Sumisas sí, pero no así – La Caracola

Y es que si, queridas amigas, dentro de una D/s sana los dos deben sacar provecho del vinculo y estoy hablando de algo más que de unas nalgas rojas o moradas por los azotes en una sesión de spanking.  Servirles a ellos también debe traer consigo que ellos desde su altura y poder nos ayuden a nosotras a crecer y a identificar lo que debemos mejorar como sumisas pero sobretodo como seres humanos y hacer un seguimiento de ello.

La cosa es que esto casi nunca sucede y es porque la misma sumisa se encarga de minimizar su valor.  El D, que no necesariamente es un pseudo, se convierte en el egoísta más grande del mundo que solo ve de la relación cómo beneficiarse sin esfuerzo, sin dedicación y a corto plazo; egoísmo que lamentablemente se alimenta en cada sesión con la aceptación de la sumisa de recibir lo “que le quieran dar” y no, así no es la cosa… hasta para una relación desventajosa como esta debe haber consenso y sobretodo dignidad.

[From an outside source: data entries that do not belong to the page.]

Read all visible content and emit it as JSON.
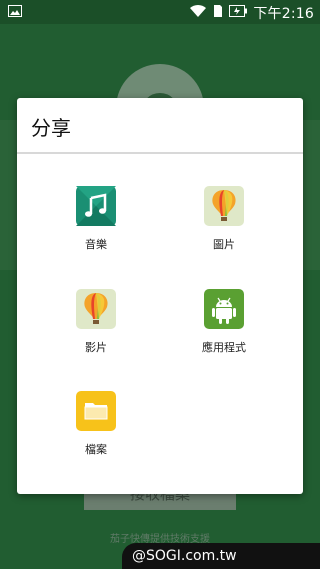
{
  "status_bar": {
    "time": "下午2:16"
  },
  "background_app": {
    "primary_button_label": "接收檔案",
    "footer_text": "茄子快傳提供技術支援"
  },
  "dialog": {
    "title": "分享",
    "apps": [
      {
        "label": "音樂",
        "icon": "music-icon"
      },
      {
        "label": "圖片",
        "icon": "balloon-icon"
      },
      {
        "label": "影片",
        "icon": "balloon-icon"
      },
      {
        "label": "應用程式",
        "icon": "android-icon"
      },
      {
        "label": "檔案",
        "icon": "folder-icon"
      }
    ]
  },
  "watermark": "@SOGI.com.tw",
  "colors": {
    "music_green": "#1a8f73",
    "android_green": "#5aa032",
    "folder_yellow": "#f7c21a",
    "balloon_bg": "#dfe8c8"
  }
}
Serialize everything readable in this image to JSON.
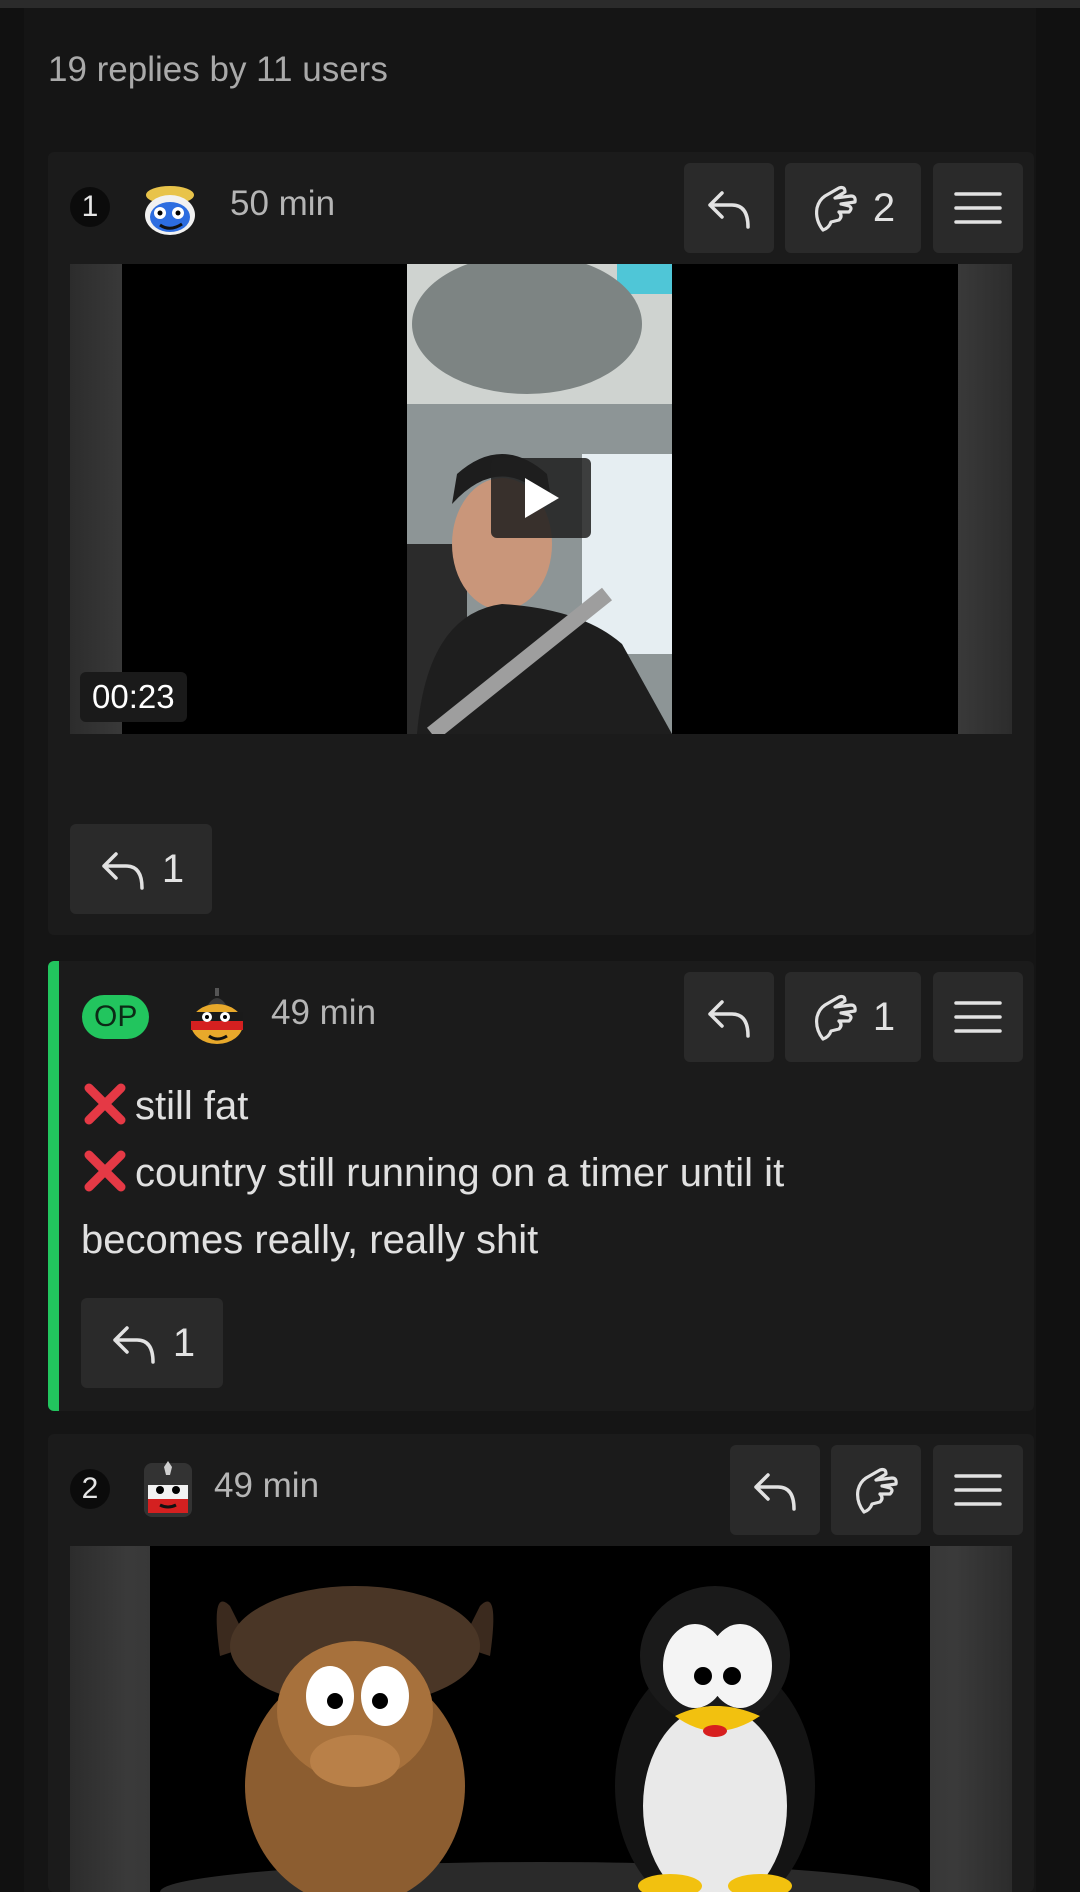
{
  "thread": {
    "summary": "19 replies by 11 users"
  },
  "posts": [
    {
      "number": "1",
      "time": "50 min",
      "like_count": "2",
      "media": {
        "type": "video",
        "duration": "00:23"
      },
      "replies_count": "1"
    },
    {
      "badge": "OP",
      "time": "49 min",
      "like_count": "1",
      "text_lines": [
        "still fat",
        "country still running on a timer until it",
        "becomes really, really shit"
      ],
      "replies_count": "1"
    },
    {
      "number": "2",
      "time": "49 min",
      "media": {
        "type": "image"
      }
    }
  ],
  "icons": {
    "reply": "reply-arrow-icon",
    "like": "pointing-hand-icon",
    "menu": "hamburger-menu-icon",
    "play": "play-icon",
    "cross": "red-x-icon"
  },
  "colors": {
    "accent_green": "#22c55e",
    "cross_red": "#e53945",
    "background": "#111111",
    "card": "#1b1b1b"
  }
}
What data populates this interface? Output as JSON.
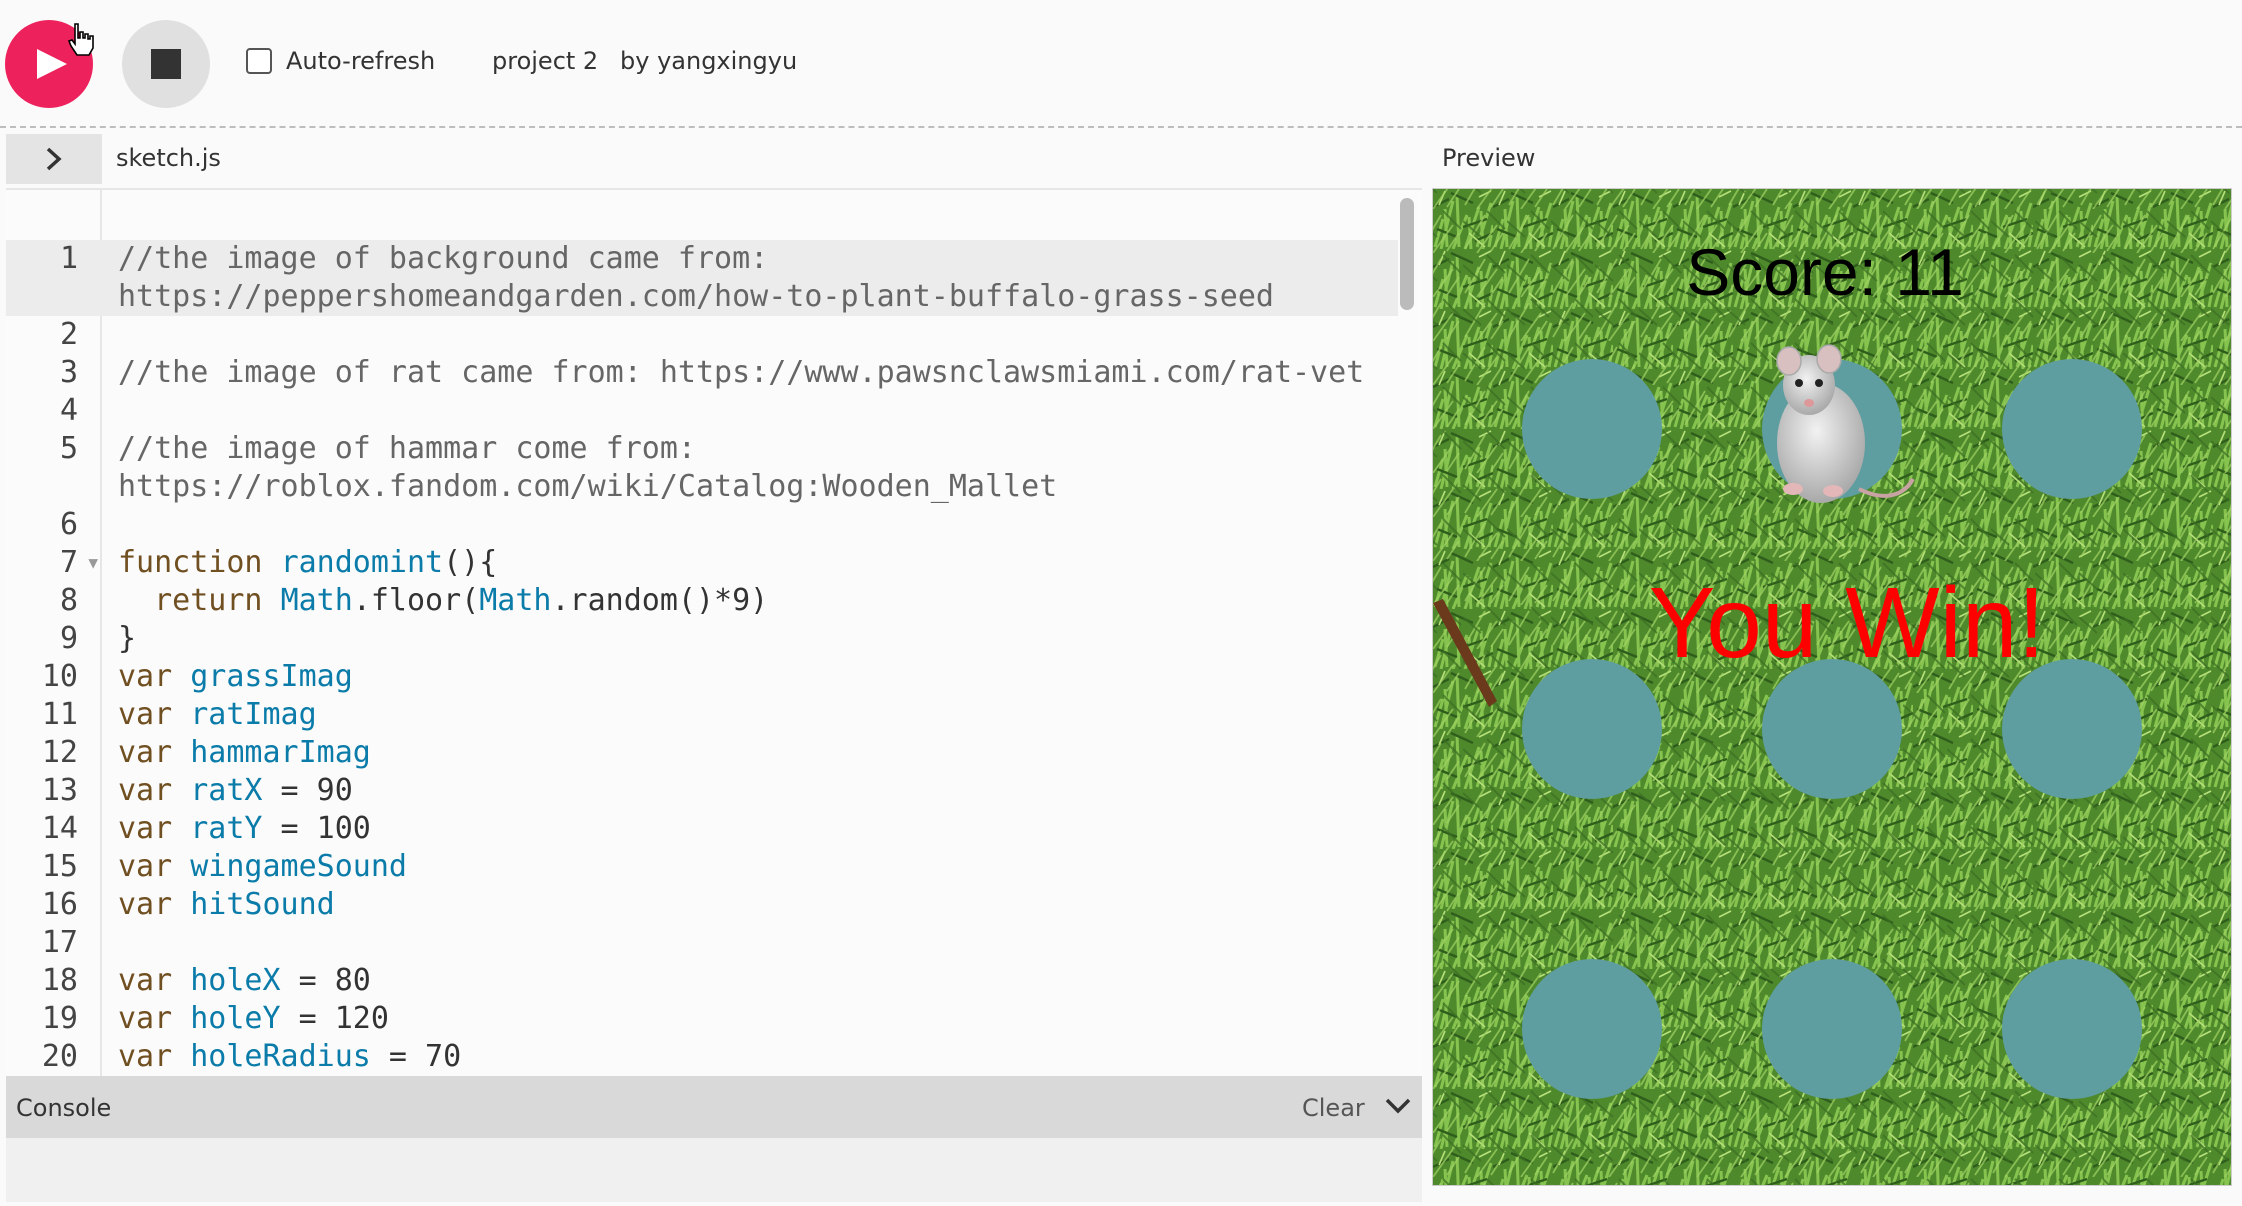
{
  "toolbar": {
    "play_icon": "play-icon",
    "stop_icon": "stop-icon",
    "auto_refresh_label": "Auto-refresh",
    "auto_refresh_checked": false,
    "project_name": "project 2",
    "author": "by yangxingyu",
    "colors": {
      "play": "#ed225d",
      "stop": "#e0e0e0"
    }
  },
  "editor": {
    "toggle_icon": "chevron-right-icon",
    "filename": "sketch.js",
    "lines": [
      {
        "num": "1",
        "text": "//the image of background came from:"
      },
      {
        "num": "",
        "text": "https://peppershomeandgarden.com/how-to-plant-buffalo-grass-seed"
      },
      {
        "num": "2",
        "text": ""
      },
      {
        "num": "3",
        "text": "//the image of rat came from: https://www.pawsnclawsmiami.com/rat-vet"
      },
      {
        "num": "4",
        "text": ""
      },
      {
        "num": "5",
        "text": "//the image of hammar come from:"
      },
      {
        "num": "",
        "text": "https://roblox.fandom.com/wiki/Catalog:Wooden_Mallet"
      },
      {
        "num": "6",
        "text": ""
      },
      {
        "num": "7",
        "text": "function randomint(){"
      },
      {
        "num": "8",
        "text": "  return Math.floor(Math.random()*9)"
      },
      {
        "num": "9",
        "text": "}"
      },
      {
        "num": "10",
        "text": "var grassImag"
      },
      {
        "num": "11",
        "text": "var ratImag"
      },
      {
        "num": "12",
        "text": "var hammarImag"
      },
      {
        "num": "13",
        "text": "var ratX = 90"
      },
      {
        "num": "14",
        "text": "var ratY = 100"
      },
      {
        "num": "15",
        "text": "var wingameSound"
      },
      {
        "num": "16",
        "text": "var hitSound"
      },
      {
        "num": "17",
        "text": ""
      },
      {
        "num": "18",
        "text": "var holeX = 80"
      },
      {
        "num": "19",
        "text": "var holeY = 120"
      },
      {
        "num": "20",
        "text": "var holeRadius = 70"
      }
    ]
  },
  "console": {
    "title": "Console",
    "clear_label": "Clear",
    "collapse_icon": "chevron-down-icon"
  },
  "preview": {
    "label": "Preview",
    "score_text": "Score: 11",
    "win_text": "You Win!",
    "hole_color": "#5f9ea0",
    "win_color": "#ff0000"
  }
}
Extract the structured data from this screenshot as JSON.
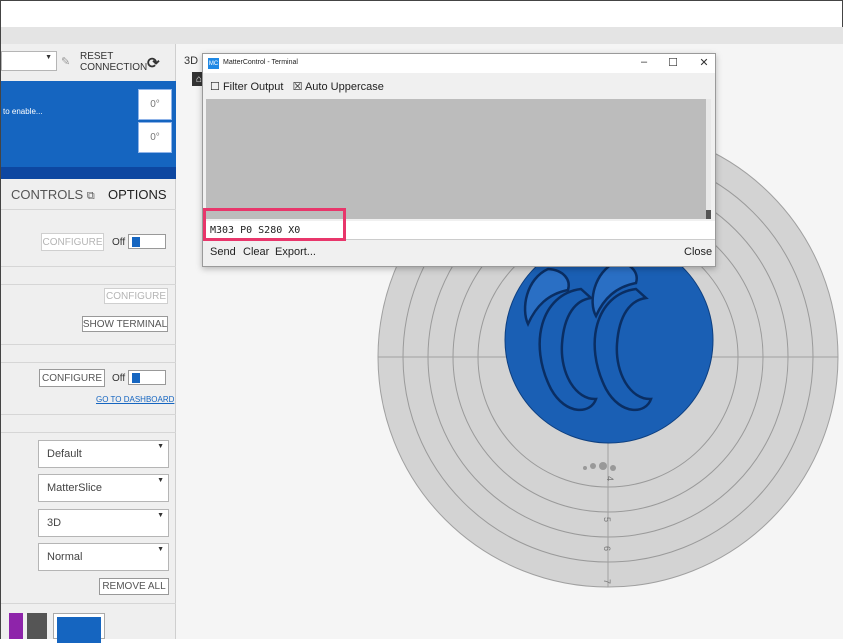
{
  "connection": {
    "reset_label_line1": "RESET",
    "reset_label_line2": "CONNECTION"
  },
  "temperature": {
    "status_text": "to enable...",
    "hotend_value": "0°",
    "bed_value": "0°"
  },
  "panel_tabs": {
    "controls_label": "CONTROLS",
    "options_label": "OPTIONS"
  },
  "options": {
    "configure_label": "CONFIGURE",
    "off_label": "Off",
    "show_terminal_label": "SHOW TERMINAL",
    "go_to_dashboard_label": "GO TO DASHBOARD",
    "remove_all_label": "REMOVE ALL",
    "dropdowns": [
      "Default",
      "MatterSlice",
      "3D",
      "Normal"
    ]
  },
  "viewport": {
    "tab_label": "3D",
    "bed_scale_labels": [
      "4",
      "5",
      "6",
      "7"
    ],
    "part_letters": "CC"
  },
  "terminal": {
    "title": "MatterControl - Terminal",
    "filter_output_label": "Filter Output",
    "auto_uppercase_label": "Auto Uppercase",
    "input_value": "M303 P0 S280 X0",
    "send_label": "Send",
    "clear_label": "Clear",
    "export_label": "Export...",
    "close_label": "Close",
    "minimize_glyph": "–",
    "maximize_glyph": "☐",
    "close_glyph": "✕",
    "unchecked_glyph": "☐",
    "checked_glyph": "☒"
  },
  "colors": {
    "accent_blue": "#1565c0",
    "highlight_pink": "#e8366b",
    "swatch_purple": "#8e24aa",
    "swatch_gray": "#555555"
  }
}
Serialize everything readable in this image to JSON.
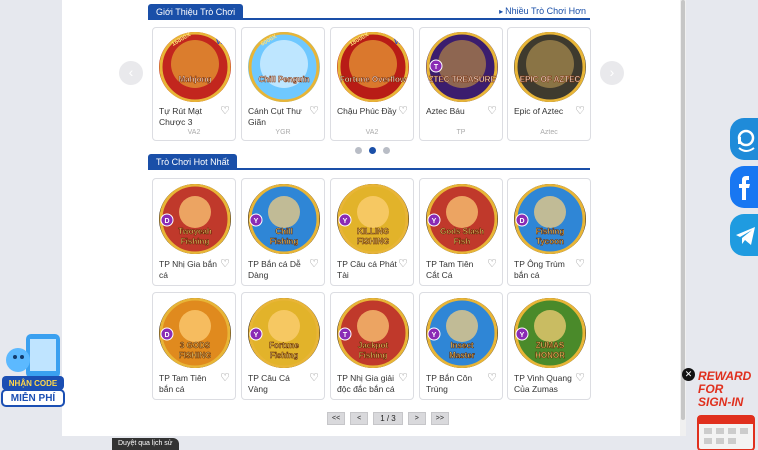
{
  "featured": {
    "title": "Giới Thiệu Trò Chơi",
    "more_link": "Nhiều Trò Chơi Hơn",
    "games": [
      {
        "name": "Tự Rút Mạt Chược 3",
        "provider": "VA2",
        "badge": "VA",
        "art": "mahjong",
        "art_text": "Mahjong",
        "ribbon": "16800X"
      },
      {
        "name": "Cánh Cụt Thư Giãn",
        "provider": "YGR",
        "badge": "",
        "art": "penguin",
        "art_text": "Chill Penguin",
        "ribbon": "6000X"
      },
      {
        "name": "Chậu Phúc Đầy",
        "provider": "VA2",
        "badge": "VA",
        "art": "fortune",
        "art_text": "Fortune Overflow",
        "ribbon": "18000X"
      },
      {
        "name": "Aztec Báu",
        "provider": "TP",
        "badge": "T",
        "art": "aztec",
        "art_text": "AZTEC TREASURES",
        "ribbon": ""
      },
      {
        "name": "Epic of Aztec",
        "provider": "Aztec",
        "badge": "",
        "art": "epic",
        "art_text": "EPIC OF AZTEC",
        "ribbon": ""
      }
    ]
  },
  "hot": {
    "title": "Trò Chơi Hot Nhất",
    "games": [
      {
        "name": "TP Nhị Gia bắn cá",
        "art_text": "Twoyeah Fishing",
        "badge": "D",
        "color": "#c0392b"
      },
      {
        "name": "TP Bắn cá Dễ Dàng",
        "art_text": "Chill Fishing",
        "badge": "Y",
        "color": "#2f86d6"
      },
      {
        "name": "TP Câu cá Phát Tài",
        "art_text": "KILLING FISHING",
        "badge": "Y",
        "color": "#e2b32a"
      },
      {
        "name": "TP Tam Tiên Cắt Cá",
        "art_text": "Gods Slash Fish",
        "badge": "Y",
        "color": "#c0392b"
      },
      {
        "name": "TP Ông Trùm bắn cá",
        "art_text": "Fishing Tycoon",
        "badge": "D",
        "color": "#2f86d6"
      },
      {
        "name": "TP Tam Tiên bắn cá",
        "art_text": "3 GODS FISHING",
        "badge": "D",
        "color": "#e08a1e"
      },
      {
        "name": "TP Câu Cá Vàng",
        "art_text": "Fortune Fishing",
        "badge": "Y",
        "color": "#e2b32a"
      },
      {
        "name": "TP Nhị Gia giải độc đắc bắn cá",
        "art_text": "Jackpot Fishing",
        "badge": "T",
        "color": "#c0392b"
      },
      {
        "name": "TP Bắn Côn Trùng",
        "art_text": "Insect Master",
        "badge": "Y",
        "color": "#2f86d6"
      },
      {
        "name": "TP Vinh Quang Của Zumas",
        "art_text": "ZUMAS HONOR",
        "badge": "Y",
        "color": "#4a8a2a"
      }
    ]
  },
  "pagination": {
    "first": "<<",
    "prev": "<",
    "info": "1 / 3",
    "next": ">",
    "last": ">>"
  },
  "promo_left": {
    "line1": "NHẬN CODE",
    "line2": "MIỄN PHÍ"
  },
  "promo_right": {
    "line1": "REWARD",
    "line2": "FOR",
    "line3": "SIGN-IN"
  },
  "history_bar": "Duyệt qua lịch sử",
  "colors": {
    "accent": "#1a4fa8",
    "background": "#e6e8ee"
  }
}
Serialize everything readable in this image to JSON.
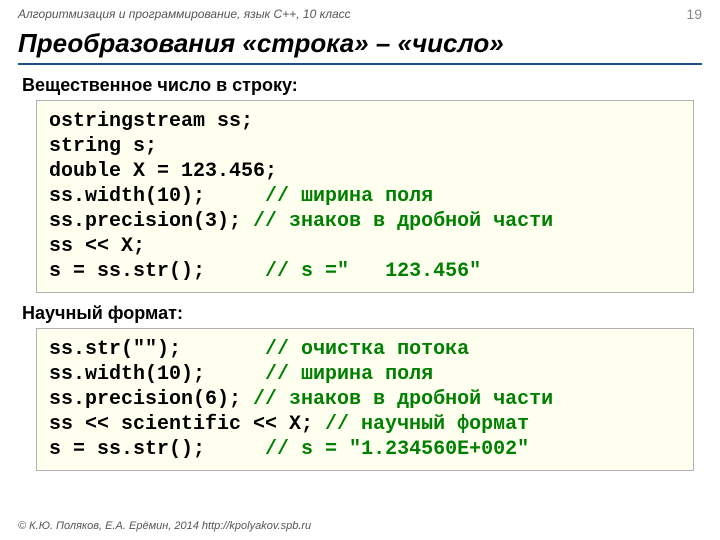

Por eso cuando no se hace consenso, cuando se deja todo al “vamos a ver qué pasa”, cuando no se verbalizan los límites ni las reglas del juego ni los tiempos del mismo porque “qué miedo quedarme sin Amo”; se le da la oportunidad a estos D para que hagan con la vida, las susceptibilidades y la dignidad de la sumisa lo que se les cae en gana a cualquier hora del día y dentro o no de una sesión. La falta de consenso crea una situación donde no hay opciones, ni acuerdos mutuos que ayuden a los dos a crecer dentro de la relación y entonces de repente se ven atrapadas en un círculo vicioso donde solo uno saca provecho cuando y como quiere mientras la otra es el ser más infeliz del mundo siempre esperando algo que no va a llegar.

Y es que antes de decirle si a un Amo, debe haber amor propio y objetividad; palabras más, palabras menos: la sumisa debe TENERLA CLARA… El amor propio sirve para que me permita decirle NO! a las relaciones D/s que solo se buscan sexo (el BDSM es mucho pero mucho más que eso), NO! a esas relaciones que no toman en cuenta al ser humano ni cómo mejorarlo sino al cuerpo y de que tantas maneras se lo pueden follar.  Amor propio para que permita decirle NO! a esas relaciones en donde el que es D se ganó el título solo a cambio de un par de nalgadas, NO! a las relaciones que inician porque “no hay con quien más jugar”, NO! a esas que se lucran económicamente por medio de la entrega de la sumisión.  NO! a aquellas en donde el D solo se pone las pilas cuando ve que la sumisa se le está yendo porque por fin entendió que lo que hay ahí no es suficiente, NO! a esas relaciones que aunque se acabaron, los D siguen gobernando desde la charlatanería y el poder que la propia sumisa le permite para egoístamente no dejarla prosperar lejos de él, y sobretodo decirle NO! a esas que continúan aunque ya no funcionan por el miedo de “donde conseguiré otro Amo en este mundo tan reducido”.

Por eso sumisas, si ustedes dentro de la relación D/s que tienen identifican que no tienen voz, que se dio la cosa porque si, que su Amo no sabe ni cinco de sus vidas, que no les exige nada que las haga crecer, que las aparta del mundo y les prohíbe contactos con otros BeDeSeMeros porque saben que apenas abran los ojos salen corriendo de esa relación,  que no las cuidan ni las protegen sino que las llaman solo para follárselas de vez en cuando con sexito fuerte… evalúen en que están metidas, porque lastimosamente este tipo de relaciones se dan precisamente porque las Sumis lo permiten, se resignan y tristemente lo aceptan.  Recordemos que el poder de la D lo da la s.  El problema principal de la falta de consenso, el amor propio y la objetividad es que permite que ellos hagan lo que quieran con nuestra entrega que no tiene ya nada que ver con el BDSM.